David J Castello says
Another nail in the coffin for parking domains. Parking is quickly turning into the Achilles Heel of domain onwership. Now all we need is for ICANN to impose a “Use It Or Lose It” clause if they get held up too long from launching the vanity TLDs.
Andrew Allemann says
@ Chris – one thing I didn’t mention in the article is that Ping.me was protected by DomainsbyProxy. Ping Golf tried to get DomainsByProxy to remain the respondent rather than Pingify. I guess their motivation was because DomainsByProxy wouldn’t really respond, but I found it interesting that they insisted.
A says
Shopping.com the next to go?!
Chris Nielsen says
Andrew: So how did that work? I’m guessing Ping got a court order to find out who the owner of the domain really was? So if you put Elmer Fudd as the registrant do they go after the admin contact?
I use whois privacy somewhat, if it’s free. But in generally it’s something I’d like to see go away. Sure it protects us a little from things like SPAM, but more often it lets people make it more difficult to go after spammers or others that are up to no good.
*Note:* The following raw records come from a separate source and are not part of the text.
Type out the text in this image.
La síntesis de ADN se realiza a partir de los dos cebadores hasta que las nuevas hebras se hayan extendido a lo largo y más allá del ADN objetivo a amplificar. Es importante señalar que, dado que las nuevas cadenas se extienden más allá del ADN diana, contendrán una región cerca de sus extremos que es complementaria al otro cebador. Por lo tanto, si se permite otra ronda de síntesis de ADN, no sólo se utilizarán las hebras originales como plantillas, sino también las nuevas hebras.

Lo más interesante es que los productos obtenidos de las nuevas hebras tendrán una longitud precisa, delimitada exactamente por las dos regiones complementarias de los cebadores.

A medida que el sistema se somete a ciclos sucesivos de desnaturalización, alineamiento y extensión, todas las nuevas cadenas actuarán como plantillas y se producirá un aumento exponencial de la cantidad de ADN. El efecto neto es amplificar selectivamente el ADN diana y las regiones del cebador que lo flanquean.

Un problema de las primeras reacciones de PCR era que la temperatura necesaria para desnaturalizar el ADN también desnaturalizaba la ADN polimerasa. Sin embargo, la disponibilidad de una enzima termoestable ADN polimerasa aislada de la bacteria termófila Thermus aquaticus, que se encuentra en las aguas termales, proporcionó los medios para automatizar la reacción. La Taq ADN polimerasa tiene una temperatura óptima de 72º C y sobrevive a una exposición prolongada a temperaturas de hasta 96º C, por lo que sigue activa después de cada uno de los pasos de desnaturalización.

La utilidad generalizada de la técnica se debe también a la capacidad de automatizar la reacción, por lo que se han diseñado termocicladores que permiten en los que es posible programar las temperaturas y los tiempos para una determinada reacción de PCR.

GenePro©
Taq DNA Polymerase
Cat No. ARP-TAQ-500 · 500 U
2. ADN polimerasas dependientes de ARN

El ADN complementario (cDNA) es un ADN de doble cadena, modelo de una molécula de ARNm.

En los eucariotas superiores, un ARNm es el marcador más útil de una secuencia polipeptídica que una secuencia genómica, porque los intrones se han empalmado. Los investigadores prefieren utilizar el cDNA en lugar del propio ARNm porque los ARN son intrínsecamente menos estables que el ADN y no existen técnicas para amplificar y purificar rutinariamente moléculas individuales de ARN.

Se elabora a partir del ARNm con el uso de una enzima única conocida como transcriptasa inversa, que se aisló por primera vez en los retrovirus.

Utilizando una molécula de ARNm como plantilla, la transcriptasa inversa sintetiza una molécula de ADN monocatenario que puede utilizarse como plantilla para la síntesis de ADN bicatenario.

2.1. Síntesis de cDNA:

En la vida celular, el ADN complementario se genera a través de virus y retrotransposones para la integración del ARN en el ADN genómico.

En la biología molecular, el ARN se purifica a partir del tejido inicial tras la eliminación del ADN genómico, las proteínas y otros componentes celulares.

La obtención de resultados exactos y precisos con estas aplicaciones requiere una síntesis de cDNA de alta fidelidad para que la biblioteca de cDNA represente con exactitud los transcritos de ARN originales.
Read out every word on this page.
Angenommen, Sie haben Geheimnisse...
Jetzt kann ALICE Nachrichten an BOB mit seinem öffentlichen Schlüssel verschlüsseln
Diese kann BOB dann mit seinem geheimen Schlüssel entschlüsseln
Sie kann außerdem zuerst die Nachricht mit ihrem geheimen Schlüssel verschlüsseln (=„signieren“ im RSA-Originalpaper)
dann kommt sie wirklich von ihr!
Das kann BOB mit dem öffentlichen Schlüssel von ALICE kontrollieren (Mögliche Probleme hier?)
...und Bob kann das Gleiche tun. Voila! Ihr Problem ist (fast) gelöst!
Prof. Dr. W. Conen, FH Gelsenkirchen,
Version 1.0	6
One thing that I REALLY dislike about this kind of story is that I doubt that Ping tried to contact Pingify to start with and have a conversation. Oh, that’s right, they had whois privacy. Well there is normally still an email address that should work for the domain owner. Too often people don’t talk to domain owners and let the lawyers come out with all guns blazing. Yeah, that might work on small players like me, but a professional discussion would also work better than many realize and cost a lot less time, money, and take less of a toll in stress. I HATE getting those registered emails that I have to sign for. My advice, talk softly and carry a large legal budget.
Michael Castello says
Ping use to own GolfClub.com and let the expire in 1997. We use to get [email protected] email because that was Tiger’s email back then. At least they own Ping.com
Andrew Allemann says
@ Chris – a UDRP filing counts as a “court order” and requires the privacy service to provide the name of the real owner.
Andrew Allemann says
@ Michael – nice…didn’t realize you owned that one!